Sink In
Posts
ToonCrafter: Create Cartoon with Two Images

ToonCrafter: Create Cartoon with Two Images

June 10, 2024

Suuup - this is SinkIn Newsletter, a 5 minutes read made at sinkin.ai to cover the most interesting stuff in the Image AI world.

ToonCrafter: Create Cartoon with Two Images

ToonCrafter is a new method for cartoon creation which overcomes the limitations of traditional techniques. With a start frame and an end frame as input, it generates a smooth cartoon video. It uses a toon rectification learning strategy, a dual-reference-based 3D decoder, and a flexible sketch encoder to ensure high-quality, detailed, and user-controllable results. Experimental results show that ToonCrafter produces more natural dynamics than other existing methods. It could be a great help to the anime production industry.

Showcase Video

Stable Audio Open 1.0 Weights Released

Stability AI has introduced Stable Audio Open, an open-source model designed to generate up to 47-second audio samples from text prompts. This model is ideal for creating drum beats, instrument riffs, ambient sounds, and production elements. Unlike the commercial Stable Audio, which can produce full tracks, Stable Audio Open focuses on short audio samples and allows users to fine-tune the model with their custom audio data. Model weights are available on Hugging Face.

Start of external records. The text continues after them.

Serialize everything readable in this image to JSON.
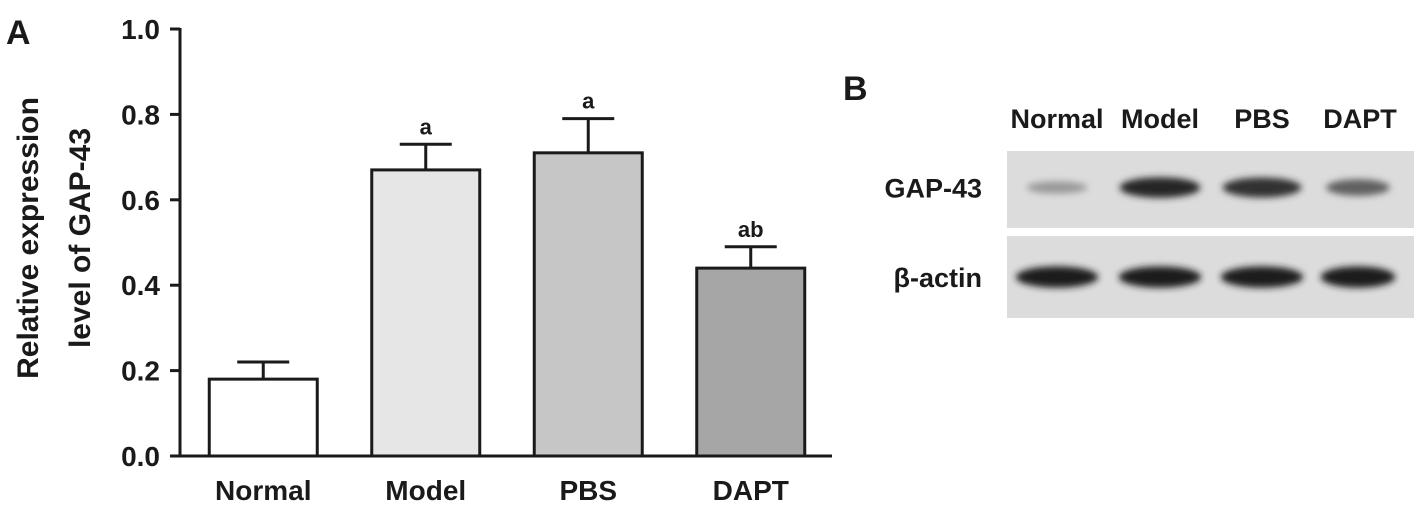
{
  "chart_data": {
    "type": "bar",
    "panel": "A",
    "categories": [
      "Normal",
      "Model",
      "PBS",
      "DAPT"
    ],
    "values": [
      0.18,
      0.67,
      0.71,
      0.44
    ],
    "errors": [
      0.04,
      0.06,
      0.08,
      0.05
    ],
    "significance": [
      "",
      "a",
      "a",
      "ab"
    ],
    "bar_colors": [
      "#ffffff",
      "#e6e6e6",
      "#c6c6c6",
      "#a6a6a6"
    ],
    "ylabel_lines": [
      "Relative expression",
      "level of GAP-43"
    ],
    "xlabel": "",
    "ylim": [
      0,
      1.0
    ],
    "yticks": [
      "0.0",
      "0.2",
      "0.4",
      "0.6",
      "0.8",
      "1.0"
    ],
    "grid": false,
    "legend": false
  },
  "blot": {
    "panel": "B",
    "lanes": [
      "Normal",
      "Model",
      "PBS",
      "DAPT"
    ],
    "rows": [
      {
        "label": "GAP-43",
        "band_intensity": [
          0.3,
          0.9,
          0.85,
          0.6
        ]
      },
      {
        "label": "β-actin",
        "band_intensity": [
          0.95,
          0.95,
          0.95,
          0.95
        ]
      }
    ]
  }
}
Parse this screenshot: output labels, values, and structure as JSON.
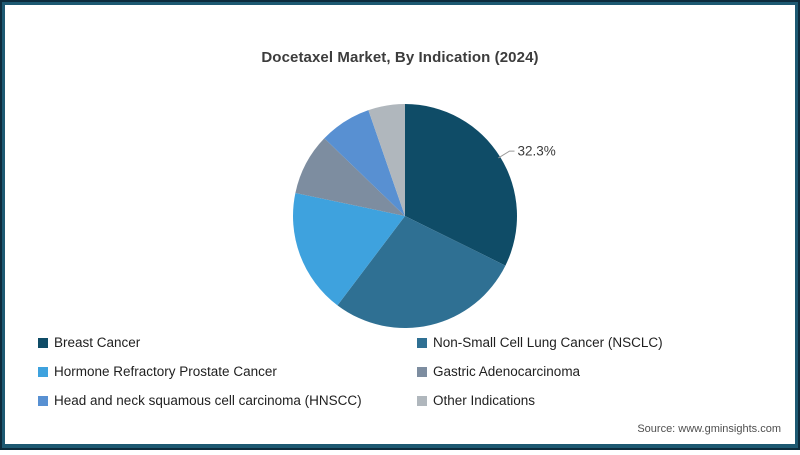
{
  "chart_data": {
    "type": "pie",
    "title": "Docetaxel Market, By Indication (2024)",
    "direction": "clockwise",
    "start_angle_deg": 0,
    "legend_position": "bottom",
    "slices": [
      {
        "label": "Breast Cancer",
        "value": 32.3,
        "color": "#0F4C67",
        "data_label": "32.3%"
      },
      {
        "label": "Non-Small Cell Lung Cancer (NSCLC)",
        "value": 28.0,
        "color": "#2F7093",
        "data_label": ""
      },
      {
        "label": "Hormone Refractory Prostate Cancer",
        "value": 18.0,
        "color": "#3EA2DE",
        "data_label": ""
      },
      {
        "label": "Gastric Adenocarcinoma",
        "value": 8.9,
        "color": "#7D8DA0",
        "data_label": ""
      },
      {
        "label": "Head and neck squamous cell carcinoma (HNSCC)",
        "value": 7.5,
        "color": "#5890D2",
        "data_label": ""
      },
      {
        "label": "Other Indications",
        "value": 5.3,
        "color": "#B0B7BD",
        "data_label": ""
      }
    ]
  },
  "source": {
    "text": "Source: www.gminsights.com"
  }
}
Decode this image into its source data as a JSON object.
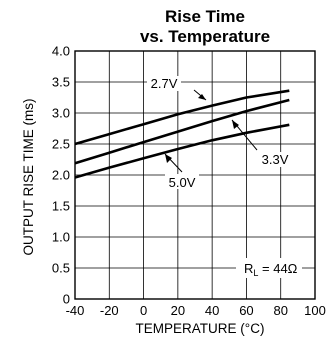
{
  "chart_data": {
    "type": "line",
    "title": "Rise Time",
    "subtitle": "vs. Temperature",
    "xlabel": "TEMPERATURE (°C)",
    "ylabel": "OUTPUT RISE TIME (ms)",
    "xlim": [
      -40,
      100
    ],
    "ylim": [
      0,
      4.0
    ],
    "x_ticks": [
      -40,
      -20,
      0,
      20,
      40,
      60,
      80,
      100
    ],
    "y_ticks": [
      0,
      0.5,
      1.0,
      1.5,
      2.0,
      2.5,
      3.0,
      3.5,
      4.0
    ],
    "x_tick_labels": [
      "-40",
      "-20",
      "0",
      "20",
      "40",
      "60",
      "80",
      "100"
    ],
    "y_tick_labels": [
      "0",
      "0.5",
      "1.0",
      "1.5",
      "2.0",
      "2.5",
      "3.0",
      "3.5",
      "4.0"
    ],
    "grid": true,
    "series": [
      {
        "name": "2.7V",
        "x": [
          -40,
          -20,
          0,
          20,
          40,
          60,
          85
        ],
        "y": [
          2.5,
          2.66,
          2.82,
          2.98,
          3.12,
          3.25,
          3.36
        ]
      },
      {
        "name": "3.3V",
        "x": [
          -40,
          -20,
          0,
          20,
          40,
          60,
          85
        ],
        "y": [
          2.19,
          2.36,
          2.53,
          2.7,
          2.87,
          3.03,
          3.21
        ]
      },
      {
        "name": "5.0V",
        "x": [
          -40,
          -20,
          0,
          20,
          40,
          60,
          85
        ],
        "y": [
          1.96,
          2.12,
          2.27,
          2.42,
          2.56,
          2.68,
          2.81
        ]
      }
    ],
    "annotation": {
      "prefix": "R",
      "subscript": "L",
      "suffix": " = 44Ω"
    },
    "line_color": "#000000"
  }
}
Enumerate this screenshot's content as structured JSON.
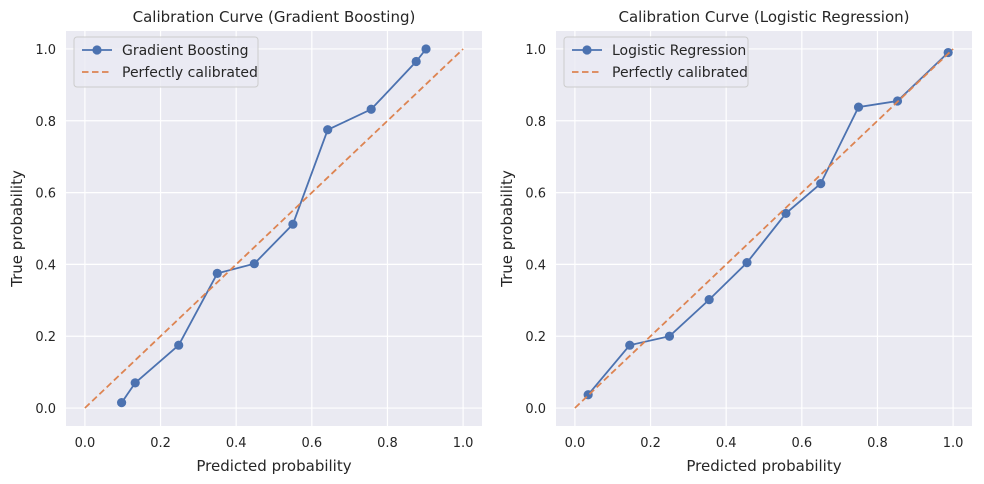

Stable Diffusion 3 Release on June 12

Stability AI plans to release Stable Diffusion 3 Medium on June 12th. It’s a 2 billion parameter text-to-image model. The weights will be available on Hugging Face. It excels in areas where previous SD models struggled. Specifically it features photorealism, superior typography, optimized performance, and precise fine-tuning capabilities. Larger versions (4b and 8b) will be released as they get finished according to one Stability staff.

Omost: use LLM to create code that generates images

The creator of ControlNet (Github handle: @llyasviel) just launched a new project: Omost. It is a project designed to enhance image generation by converting LLM’s coding capabilities into image composing abilities. It uses virtual "Canvas" agents to write code that composes visual content, which can be rendered into images. The project includes three pretrained models based on Llama3 and Phi3, trained with diverse datasets and reinforcement techniques. You can try it out with the demo on HuggingFace.

Full Tutorial + Workflow - ComfyUI Virtual Clothing Try On

This is a tutorial on how to do virtual clothing try on with ComfyUI. It’s using ControlNet, IPAdapter and Reactor Face Swap. The result looks quite good. This tutorial starts from basic ComfyUI install so it’s pretty friendly to someone who’s new to ComfyUI. Take a look if you’re interested.

Tutorial Video

Meme of the Day

Celebrities in Everyday Roles

That’s it for today, hope they are as refreshing as a nice bathroom sink!